Late August Fishing Report

Thought I would jump on today and give a little fishing report. The Past few days I have been fishing the water from Wrightsville Beach to Surf City. I have mainly been Sightfishing for redfish as well as a little bit of flounder fishing. This week the tide has been low during the first half of the day and I have been starting around 7:30 am. Topwater fishing has been great with a few nice blowups each morning from redfish. The topwater bite for me has been dying off around 9am each day as the sun gets up. I have been throwing a chartreuse head white body one knocker by Heddon as well as a custom painted on knocker that looks like the 807 skitterwalk by rapala. I really feel like the redfish like the pitch of a one knocker a bit better. (I will include a picture) Once the topwater bite has died off I have been targeting flounder on the docks as well as some of the deeper edges and confluences in the creeks. It seems like there are still a bunch of flounder off the beach on the nearshore wrecks but the inshore flounder fishing is definetly picking up. We have hooked keepers every day. For the flounder I have been throwing the 3/8 oz Redfish Eye jig head by Eye Strike Fishing paired with a 3 inch new penny shrimp with chartreuse tail which is a Berkley Gulp bait.

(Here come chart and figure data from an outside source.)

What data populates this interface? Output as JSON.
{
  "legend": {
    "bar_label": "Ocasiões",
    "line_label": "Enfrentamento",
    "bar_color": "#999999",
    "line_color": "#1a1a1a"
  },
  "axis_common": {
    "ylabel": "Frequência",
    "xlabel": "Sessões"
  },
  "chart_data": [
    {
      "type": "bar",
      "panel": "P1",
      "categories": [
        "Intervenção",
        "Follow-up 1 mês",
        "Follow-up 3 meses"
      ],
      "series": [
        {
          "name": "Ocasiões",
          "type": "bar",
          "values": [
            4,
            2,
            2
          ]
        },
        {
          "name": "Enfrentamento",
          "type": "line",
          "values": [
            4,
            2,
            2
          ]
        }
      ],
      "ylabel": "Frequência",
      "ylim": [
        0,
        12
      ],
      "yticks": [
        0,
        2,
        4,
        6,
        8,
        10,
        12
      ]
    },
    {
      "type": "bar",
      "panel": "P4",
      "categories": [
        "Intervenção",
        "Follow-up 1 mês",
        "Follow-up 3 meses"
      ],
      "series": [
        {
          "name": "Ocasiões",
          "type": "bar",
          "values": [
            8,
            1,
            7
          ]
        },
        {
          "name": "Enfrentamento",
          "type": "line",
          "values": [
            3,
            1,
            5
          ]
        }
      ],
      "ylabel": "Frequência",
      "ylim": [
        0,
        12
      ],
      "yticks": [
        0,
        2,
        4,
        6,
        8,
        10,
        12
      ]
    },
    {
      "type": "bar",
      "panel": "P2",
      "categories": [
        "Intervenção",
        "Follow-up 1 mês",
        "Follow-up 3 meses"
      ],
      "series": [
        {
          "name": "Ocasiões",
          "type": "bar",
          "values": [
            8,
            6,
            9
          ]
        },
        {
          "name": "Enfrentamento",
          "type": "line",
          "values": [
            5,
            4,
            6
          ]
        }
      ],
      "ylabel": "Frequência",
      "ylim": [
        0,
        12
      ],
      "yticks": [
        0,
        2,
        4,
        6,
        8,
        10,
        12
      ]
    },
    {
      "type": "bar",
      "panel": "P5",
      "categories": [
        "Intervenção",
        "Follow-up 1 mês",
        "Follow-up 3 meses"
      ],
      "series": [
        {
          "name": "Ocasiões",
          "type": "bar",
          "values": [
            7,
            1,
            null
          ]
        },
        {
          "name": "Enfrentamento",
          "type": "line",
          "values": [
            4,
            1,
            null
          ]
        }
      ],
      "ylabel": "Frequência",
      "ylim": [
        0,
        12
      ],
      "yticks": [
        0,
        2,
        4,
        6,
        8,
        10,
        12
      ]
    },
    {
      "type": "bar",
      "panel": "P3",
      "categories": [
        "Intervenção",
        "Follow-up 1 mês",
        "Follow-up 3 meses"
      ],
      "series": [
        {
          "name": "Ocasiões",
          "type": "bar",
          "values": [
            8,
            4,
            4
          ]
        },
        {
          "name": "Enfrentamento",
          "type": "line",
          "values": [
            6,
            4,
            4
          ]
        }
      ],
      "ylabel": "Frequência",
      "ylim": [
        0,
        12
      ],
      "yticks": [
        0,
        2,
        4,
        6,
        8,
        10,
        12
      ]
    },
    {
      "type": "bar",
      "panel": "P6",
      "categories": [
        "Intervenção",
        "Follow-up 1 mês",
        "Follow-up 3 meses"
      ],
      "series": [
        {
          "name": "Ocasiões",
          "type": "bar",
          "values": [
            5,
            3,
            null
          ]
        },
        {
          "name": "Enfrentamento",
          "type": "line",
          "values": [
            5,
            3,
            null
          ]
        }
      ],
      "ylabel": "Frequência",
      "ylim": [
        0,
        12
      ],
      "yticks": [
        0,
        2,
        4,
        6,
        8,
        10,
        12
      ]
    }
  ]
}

I have been able to stay on the flounder well through the falling tide but once it bottoms out it has been back to redfish. I have a handful of spots that have been producing nice upper slot redfish on the incoming tide. The sight fishing has been much more productive on the incoming tide with fish belly crawling and floating high in the water column flashing. When sight fishing I have been throwing a voodoo shrimp or a hand tied shrimp pattern fly on the fly rod. There are plenty of big mullet in the marshes but the smaller bait is still a bit scarce. The redfish I have been finding have been in areas where there is an abundance of oyster bars but also broken grass edges where the water is flooding the grass even during a normal high tide. It seems that there are more shrimp around now than finger mullet and they redfish are definitely keying in on them. If you see shrimp popping along the edges of the spartina grass when the water is low you are in the right spot.